I ask questions like “did Isla enjoy that game?” and “did Hugo say you could do that?” to make sure that he is considering the feelings of others. When he was younger I would step in if he was hurting or scaring another child. That never happens anymore. He is always considerate towards friends and strangers, from babies to adults. 

Don’t get me wrong, we are affectionate, and this is not a thing I nag him about. But when the opportunity comes up to remind him of choice, permission, respect, care, and not waking his mother early on Saturdays, I take it. Teaching my son about consent is my gift to the next generation of (mainly) women. While I respect his body and his autonomy, he learns to respect mine, and everyone else’s. Love doesn’t give you the right to touch someone’s body whenever and however you want. Love means caring, and checking in. Teaching my son that he can say “no,” and insisting he asks for a “yes,” means that he will hopefully have a respectful, loving relationship one day, rather than a toxic, aggressive one.

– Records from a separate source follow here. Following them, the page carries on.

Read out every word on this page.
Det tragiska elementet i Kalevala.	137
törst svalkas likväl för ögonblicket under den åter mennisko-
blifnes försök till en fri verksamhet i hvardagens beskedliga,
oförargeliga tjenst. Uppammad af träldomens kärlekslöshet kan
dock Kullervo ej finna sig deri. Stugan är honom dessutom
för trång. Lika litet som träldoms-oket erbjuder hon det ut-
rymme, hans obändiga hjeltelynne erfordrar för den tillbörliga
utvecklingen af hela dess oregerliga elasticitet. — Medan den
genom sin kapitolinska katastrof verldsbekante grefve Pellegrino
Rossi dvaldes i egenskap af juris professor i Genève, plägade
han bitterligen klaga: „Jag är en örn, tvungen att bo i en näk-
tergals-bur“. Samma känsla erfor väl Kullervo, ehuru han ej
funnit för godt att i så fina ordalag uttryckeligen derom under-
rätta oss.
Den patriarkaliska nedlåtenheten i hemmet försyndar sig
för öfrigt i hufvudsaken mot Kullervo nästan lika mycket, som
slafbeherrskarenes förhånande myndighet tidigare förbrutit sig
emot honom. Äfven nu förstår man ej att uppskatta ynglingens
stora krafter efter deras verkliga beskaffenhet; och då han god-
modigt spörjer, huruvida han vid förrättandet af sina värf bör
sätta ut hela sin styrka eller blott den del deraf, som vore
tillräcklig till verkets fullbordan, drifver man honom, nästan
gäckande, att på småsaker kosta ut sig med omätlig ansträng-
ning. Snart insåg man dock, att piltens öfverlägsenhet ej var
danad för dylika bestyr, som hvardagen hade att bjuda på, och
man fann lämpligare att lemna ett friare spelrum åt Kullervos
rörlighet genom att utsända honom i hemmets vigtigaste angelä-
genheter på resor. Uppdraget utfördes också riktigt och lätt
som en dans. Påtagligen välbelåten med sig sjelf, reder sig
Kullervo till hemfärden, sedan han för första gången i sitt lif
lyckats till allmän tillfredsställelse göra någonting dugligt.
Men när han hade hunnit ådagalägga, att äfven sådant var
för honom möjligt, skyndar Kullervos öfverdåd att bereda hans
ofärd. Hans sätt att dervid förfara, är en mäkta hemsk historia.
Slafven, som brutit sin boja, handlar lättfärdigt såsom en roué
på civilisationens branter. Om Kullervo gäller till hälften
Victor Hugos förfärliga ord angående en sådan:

As he gets older I plan to teach him about standing up for others, to broaden the scope of consent and respect. I expect him to be the kind of person who calls out bullshit when he sees it, and stands up against violence. I think that is an important task for men in a world where women are so often vulnerable. That lesson begins with defending him when others are unfair or invasive towards him, and will expand to become a more explicit and complex conversation as his understanding deepens. For every person who has ever been assaulted or felt physically or sexually intimidated, controlled, or used, I am teaching my son consent.